As I reflect on my personal experiences and observations of student development and student development theory as it applies to Christian education, I find our practice of it severely lacking. While I do agree with current movements and secular theorists that the entire educational environment contributes to the student’s education, I would say that a Christian educational institution should also concern itself with Spiritual Formation and the spiritual development of the student (of course, I would argue that the entire curriculum should work toward this aim as well).
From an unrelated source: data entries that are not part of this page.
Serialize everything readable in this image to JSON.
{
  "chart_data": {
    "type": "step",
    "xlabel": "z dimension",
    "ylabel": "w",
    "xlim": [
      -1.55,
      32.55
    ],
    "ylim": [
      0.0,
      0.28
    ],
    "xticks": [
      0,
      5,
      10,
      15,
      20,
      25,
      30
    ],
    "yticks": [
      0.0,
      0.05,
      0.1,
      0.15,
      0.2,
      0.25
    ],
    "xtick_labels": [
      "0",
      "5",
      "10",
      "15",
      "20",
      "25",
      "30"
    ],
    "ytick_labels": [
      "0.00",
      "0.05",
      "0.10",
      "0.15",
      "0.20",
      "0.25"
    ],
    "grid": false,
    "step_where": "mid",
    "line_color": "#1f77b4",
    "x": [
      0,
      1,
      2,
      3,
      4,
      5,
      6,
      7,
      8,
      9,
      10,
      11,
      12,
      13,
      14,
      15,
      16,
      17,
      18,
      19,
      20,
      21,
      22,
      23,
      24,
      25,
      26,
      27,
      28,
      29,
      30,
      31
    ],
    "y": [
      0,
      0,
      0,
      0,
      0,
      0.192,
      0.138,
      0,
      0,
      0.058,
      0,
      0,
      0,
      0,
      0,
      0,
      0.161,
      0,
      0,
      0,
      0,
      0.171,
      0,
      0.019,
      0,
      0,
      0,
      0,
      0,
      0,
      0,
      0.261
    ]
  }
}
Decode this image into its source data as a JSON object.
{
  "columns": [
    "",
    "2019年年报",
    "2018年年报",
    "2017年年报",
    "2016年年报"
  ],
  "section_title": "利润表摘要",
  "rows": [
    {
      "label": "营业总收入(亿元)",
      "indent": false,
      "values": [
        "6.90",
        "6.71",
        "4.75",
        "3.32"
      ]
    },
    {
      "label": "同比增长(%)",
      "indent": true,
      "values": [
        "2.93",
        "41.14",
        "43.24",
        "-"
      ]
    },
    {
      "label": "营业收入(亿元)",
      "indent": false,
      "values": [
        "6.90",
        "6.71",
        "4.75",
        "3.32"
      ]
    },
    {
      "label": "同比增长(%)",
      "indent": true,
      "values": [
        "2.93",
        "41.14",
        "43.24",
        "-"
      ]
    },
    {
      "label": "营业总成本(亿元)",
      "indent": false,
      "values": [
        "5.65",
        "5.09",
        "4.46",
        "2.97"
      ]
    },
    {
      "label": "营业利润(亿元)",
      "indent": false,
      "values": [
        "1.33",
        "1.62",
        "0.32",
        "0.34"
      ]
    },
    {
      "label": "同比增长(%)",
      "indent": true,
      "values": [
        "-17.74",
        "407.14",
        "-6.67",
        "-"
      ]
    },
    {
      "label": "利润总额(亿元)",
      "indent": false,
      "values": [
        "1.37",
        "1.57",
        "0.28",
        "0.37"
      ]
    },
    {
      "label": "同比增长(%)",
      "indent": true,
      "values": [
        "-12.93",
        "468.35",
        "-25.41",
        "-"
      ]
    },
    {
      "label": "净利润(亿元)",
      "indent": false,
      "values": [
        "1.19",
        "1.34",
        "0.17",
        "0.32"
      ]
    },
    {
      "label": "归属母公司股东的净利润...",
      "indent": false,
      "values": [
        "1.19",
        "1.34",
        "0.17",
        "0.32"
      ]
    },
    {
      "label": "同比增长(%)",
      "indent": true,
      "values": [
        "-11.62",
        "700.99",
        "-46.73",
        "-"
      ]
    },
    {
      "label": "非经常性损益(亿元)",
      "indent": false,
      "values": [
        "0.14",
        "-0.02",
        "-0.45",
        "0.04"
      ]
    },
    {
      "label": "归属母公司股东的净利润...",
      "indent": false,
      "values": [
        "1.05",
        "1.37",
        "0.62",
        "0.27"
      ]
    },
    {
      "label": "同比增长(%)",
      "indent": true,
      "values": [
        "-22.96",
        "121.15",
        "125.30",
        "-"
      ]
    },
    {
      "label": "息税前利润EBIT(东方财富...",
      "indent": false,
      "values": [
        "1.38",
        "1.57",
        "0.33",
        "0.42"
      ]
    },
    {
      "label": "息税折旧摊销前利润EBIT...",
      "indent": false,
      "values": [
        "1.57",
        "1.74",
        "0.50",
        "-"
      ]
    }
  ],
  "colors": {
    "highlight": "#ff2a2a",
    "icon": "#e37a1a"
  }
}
We talk about this a great deal, and schools dedicate entire departments and degrees to such (see Biola University, Wheaton College, and Fuller Theological Seminary, to name three). Unfortunately, these usually boil down to mandatory chapels and quiet times interspersed through the semester. That little-to-no research exists in spiritual formation as student development exists indicates that Christian educators and scholars have not recognized the need to take seriously the art and science of shaping the spiritual growth and development of students in Christian education. We then wonder why our seminary-trained pastors remain out of touch with their congregations, unable to communicate the wonders of the word to the world. We gape in amazement (and a bit of condemnation) at our pastors who spend years studying the word but then indulge in inappropriate behaviors when the pressures of ministry bring deeply buried sins to the surface. We stare in astonishment at our students who go through years of Christian schooling only to live lives we find contrary to our values and practices.

I do not hold institutions responsible for the sins of others, but I do suggest that we need think through the training and formation we practice in Christian education. I think we need to start by engaging in serious conversation, deep evaluation, and contemplative study guided by historical practice, current social science research, solid theological guidance and careful biblical exposition. Some have begun, but we need to do better. We must do better.